Gamma rays are only produced by extremely high-energy events, though, like exploding stars and black holes gobbling down matter, and places where there are extremely strong magnetic fields. The Moon is basically a big ol' rock in space, with no magnetic field to speak of and certainly not enough energy to make gamma rays. So where do they come from?

Cosmic rays! These are subatomic particles zipping through space at very near the speed of light, accelerated by many of those same phenomena that make gamma rays (a big source are subatomic particles slammed around by shock waves from an exploding star or gas blasted from galaxy nuclei; as they bounce back and forth they gain incredible energies and shoot away at near light-speed). These travel across the galaxy and then slam into the Moon's surface. So much energy is deposited by this that the nuclei in the atoms on the Moon's surface get energized, and relieve that excitement by sending out gamma rays.

That's what Fermi is detecting. In the images above, Fermi lacks the resolution to see any features on the Moon, so it just sees a fuzzy glow. At short exposures it's hard to even see the Moon's shape at all, but by adding together more and more gamma ray observations (essentially creating a longer exposure after the fact) it becomes more clear.

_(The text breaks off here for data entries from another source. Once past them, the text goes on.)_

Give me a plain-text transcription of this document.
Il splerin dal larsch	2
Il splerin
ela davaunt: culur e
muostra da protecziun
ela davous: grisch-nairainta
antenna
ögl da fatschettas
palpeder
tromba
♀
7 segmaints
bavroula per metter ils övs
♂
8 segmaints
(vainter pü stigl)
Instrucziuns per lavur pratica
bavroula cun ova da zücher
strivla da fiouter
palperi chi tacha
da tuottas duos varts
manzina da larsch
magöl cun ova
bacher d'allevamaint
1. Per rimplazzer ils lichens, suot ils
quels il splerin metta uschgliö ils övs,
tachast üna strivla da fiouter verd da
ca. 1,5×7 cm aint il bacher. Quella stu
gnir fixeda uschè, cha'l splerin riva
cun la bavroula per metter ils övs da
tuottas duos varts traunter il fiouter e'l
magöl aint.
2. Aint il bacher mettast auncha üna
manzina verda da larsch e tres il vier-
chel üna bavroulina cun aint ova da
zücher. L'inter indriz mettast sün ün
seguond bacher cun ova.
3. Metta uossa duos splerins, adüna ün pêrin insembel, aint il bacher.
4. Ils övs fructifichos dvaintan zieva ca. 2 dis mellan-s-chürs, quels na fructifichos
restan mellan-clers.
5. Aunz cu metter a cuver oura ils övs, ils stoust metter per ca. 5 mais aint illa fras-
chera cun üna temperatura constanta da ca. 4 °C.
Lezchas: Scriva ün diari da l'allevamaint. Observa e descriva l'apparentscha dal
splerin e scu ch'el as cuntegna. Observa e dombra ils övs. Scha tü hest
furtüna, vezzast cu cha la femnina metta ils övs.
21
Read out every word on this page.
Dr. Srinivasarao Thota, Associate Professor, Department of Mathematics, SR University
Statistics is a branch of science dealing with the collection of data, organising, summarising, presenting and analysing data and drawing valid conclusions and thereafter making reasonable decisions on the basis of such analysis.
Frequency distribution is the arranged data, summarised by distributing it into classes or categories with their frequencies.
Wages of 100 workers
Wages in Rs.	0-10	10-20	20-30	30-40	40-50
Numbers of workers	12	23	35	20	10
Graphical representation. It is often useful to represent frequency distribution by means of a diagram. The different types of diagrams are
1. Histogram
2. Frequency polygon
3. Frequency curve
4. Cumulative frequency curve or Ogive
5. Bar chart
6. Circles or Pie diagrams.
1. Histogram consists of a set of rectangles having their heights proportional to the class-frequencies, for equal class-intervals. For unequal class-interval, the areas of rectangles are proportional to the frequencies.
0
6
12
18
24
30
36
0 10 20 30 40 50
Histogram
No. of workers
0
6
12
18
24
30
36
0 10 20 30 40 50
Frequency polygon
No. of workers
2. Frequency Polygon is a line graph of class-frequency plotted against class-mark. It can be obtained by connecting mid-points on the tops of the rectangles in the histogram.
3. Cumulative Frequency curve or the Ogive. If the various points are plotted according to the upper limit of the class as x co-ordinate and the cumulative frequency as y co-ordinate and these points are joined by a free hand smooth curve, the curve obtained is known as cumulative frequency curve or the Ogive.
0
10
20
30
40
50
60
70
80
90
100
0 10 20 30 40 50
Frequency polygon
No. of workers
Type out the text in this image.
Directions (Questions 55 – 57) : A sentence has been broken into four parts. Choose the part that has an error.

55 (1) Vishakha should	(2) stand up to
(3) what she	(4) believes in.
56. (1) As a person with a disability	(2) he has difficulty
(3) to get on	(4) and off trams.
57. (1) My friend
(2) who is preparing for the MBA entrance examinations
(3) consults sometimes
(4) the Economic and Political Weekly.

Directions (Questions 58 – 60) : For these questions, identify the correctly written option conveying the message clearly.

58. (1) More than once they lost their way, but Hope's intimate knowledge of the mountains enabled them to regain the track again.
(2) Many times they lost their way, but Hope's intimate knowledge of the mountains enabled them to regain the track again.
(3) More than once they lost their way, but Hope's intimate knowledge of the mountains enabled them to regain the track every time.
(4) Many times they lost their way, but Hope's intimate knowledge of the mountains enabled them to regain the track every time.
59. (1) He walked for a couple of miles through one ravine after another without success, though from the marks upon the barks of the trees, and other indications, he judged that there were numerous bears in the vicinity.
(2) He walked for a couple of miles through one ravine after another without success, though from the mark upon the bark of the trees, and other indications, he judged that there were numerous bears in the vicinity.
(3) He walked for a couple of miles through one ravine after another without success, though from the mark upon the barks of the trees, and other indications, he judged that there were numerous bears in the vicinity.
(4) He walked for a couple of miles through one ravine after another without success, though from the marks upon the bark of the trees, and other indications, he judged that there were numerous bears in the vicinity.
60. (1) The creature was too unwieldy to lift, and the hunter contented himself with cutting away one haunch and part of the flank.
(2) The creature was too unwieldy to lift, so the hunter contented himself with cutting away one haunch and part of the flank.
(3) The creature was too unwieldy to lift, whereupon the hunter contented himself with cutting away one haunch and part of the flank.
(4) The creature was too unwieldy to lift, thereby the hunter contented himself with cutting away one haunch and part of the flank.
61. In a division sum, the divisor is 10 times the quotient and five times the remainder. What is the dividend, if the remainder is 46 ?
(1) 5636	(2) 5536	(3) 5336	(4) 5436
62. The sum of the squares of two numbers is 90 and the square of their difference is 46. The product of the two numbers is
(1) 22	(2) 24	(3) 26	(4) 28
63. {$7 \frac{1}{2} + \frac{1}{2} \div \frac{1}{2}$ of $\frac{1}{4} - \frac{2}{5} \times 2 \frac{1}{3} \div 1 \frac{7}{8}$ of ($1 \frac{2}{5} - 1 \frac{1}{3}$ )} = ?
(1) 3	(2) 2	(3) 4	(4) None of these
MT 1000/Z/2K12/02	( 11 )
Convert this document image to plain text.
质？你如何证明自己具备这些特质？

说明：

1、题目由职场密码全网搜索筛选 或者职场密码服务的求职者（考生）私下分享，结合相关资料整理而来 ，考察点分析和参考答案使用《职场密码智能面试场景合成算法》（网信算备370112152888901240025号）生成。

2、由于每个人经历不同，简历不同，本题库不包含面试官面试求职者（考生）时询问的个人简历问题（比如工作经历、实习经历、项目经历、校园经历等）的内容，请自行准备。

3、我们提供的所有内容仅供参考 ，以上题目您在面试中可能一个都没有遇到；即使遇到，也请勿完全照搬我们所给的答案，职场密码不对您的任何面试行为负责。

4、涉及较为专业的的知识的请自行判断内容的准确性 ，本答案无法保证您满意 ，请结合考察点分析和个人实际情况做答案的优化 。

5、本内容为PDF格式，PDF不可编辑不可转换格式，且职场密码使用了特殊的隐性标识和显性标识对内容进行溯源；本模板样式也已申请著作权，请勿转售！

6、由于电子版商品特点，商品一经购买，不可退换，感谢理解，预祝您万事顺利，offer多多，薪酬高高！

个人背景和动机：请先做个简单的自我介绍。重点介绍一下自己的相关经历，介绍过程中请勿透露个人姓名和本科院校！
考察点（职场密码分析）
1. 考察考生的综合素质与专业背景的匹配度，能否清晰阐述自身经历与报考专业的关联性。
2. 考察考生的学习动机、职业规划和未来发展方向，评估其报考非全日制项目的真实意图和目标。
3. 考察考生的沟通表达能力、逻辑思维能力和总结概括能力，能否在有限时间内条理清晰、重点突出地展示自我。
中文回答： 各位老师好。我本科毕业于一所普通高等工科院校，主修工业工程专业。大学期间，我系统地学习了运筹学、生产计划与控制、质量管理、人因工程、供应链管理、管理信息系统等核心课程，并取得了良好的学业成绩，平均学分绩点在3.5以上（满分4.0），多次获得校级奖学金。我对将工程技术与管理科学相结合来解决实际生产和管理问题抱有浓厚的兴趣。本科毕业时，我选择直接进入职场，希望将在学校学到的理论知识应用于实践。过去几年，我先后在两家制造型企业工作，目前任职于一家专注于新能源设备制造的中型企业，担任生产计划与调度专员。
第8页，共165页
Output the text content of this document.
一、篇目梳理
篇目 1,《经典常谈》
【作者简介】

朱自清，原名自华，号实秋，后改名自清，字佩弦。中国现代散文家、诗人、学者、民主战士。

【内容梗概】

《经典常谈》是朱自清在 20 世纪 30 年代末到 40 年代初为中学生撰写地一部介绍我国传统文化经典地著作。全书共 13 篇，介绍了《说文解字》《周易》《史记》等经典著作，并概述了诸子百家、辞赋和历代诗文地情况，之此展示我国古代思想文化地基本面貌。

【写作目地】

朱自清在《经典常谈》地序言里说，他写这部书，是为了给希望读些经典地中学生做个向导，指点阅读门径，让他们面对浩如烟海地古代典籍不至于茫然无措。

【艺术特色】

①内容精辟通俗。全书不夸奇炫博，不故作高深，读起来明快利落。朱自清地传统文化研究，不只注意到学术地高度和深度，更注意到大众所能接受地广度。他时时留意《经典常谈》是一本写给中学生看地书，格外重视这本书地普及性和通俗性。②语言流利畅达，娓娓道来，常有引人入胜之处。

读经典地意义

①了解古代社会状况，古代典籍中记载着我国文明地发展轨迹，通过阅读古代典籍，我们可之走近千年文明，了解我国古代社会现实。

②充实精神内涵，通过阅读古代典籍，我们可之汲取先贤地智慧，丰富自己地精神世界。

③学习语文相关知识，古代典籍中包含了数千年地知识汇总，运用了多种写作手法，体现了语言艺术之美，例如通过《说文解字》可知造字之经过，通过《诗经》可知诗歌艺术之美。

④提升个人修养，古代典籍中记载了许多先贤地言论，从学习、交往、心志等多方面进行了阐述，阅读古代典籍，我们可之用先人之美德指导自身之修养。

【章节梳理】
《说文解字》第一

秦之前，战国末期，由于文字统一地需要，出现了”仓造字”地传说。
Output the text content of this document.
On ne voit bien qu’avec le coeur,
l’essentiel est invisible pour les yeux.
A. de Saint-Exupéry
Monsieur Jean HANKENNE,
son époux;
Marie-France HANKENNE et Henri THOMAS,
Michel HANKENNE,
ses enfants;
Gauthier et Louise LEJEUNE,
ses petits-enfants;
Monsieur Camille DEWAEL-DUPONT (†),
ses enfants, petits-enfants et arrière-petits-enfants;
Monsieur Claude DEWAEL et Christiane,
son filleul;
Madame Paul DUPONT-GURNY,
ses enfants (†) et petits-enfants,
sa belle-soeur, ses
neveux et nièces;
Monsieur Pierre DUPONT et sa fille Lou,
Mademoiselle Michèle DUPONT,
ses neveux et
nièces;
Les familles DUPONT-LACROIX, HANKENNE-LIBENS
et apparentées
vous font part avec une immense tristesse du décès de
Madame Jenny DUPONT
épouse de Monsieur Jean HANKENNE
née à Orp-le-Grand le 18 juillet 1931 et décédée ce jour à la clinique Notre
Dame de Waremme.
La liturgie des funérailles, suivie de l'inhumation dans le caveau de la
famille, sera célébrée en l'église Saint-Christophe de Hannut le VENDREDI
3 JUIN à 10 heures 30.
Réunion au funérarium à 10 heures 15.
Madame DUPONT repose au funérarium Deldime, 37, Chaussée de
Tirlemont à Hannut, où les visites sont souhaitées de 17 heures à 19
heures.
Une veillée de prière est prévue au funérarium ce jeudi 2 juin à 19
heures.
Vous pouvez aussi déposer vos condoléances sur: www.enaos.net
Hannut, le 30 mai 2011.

That's cool. And this isn't just for grins; a sensitive gamma-ray detector orbiting the Moon can be used to map the elements on the surface; different elements emit gamma rays at different energies, so they can be distinguished this way. Lunar Prospector, which orbited the Moon for about a year, had such a device on it.

By the way, if you look at much higher energy gamma rays, like above a billion eV (GeV), the Sun once again dominates the Moon. The source is the same: Extremely energetic cosmic rays hitting the solar atmosphere. The Sun has a decent magnetic field which protects it from some cosmic rays, but ones with really higher energy get through — that's why we see much higher energy gamma rays from the Sun.

From the Earth, at least, the Sun tends to win contests like this.

Gamma rays are amazing. They can make stars explode. They create antimatter. And, in some cases, they can make our big gray satellite positively glow.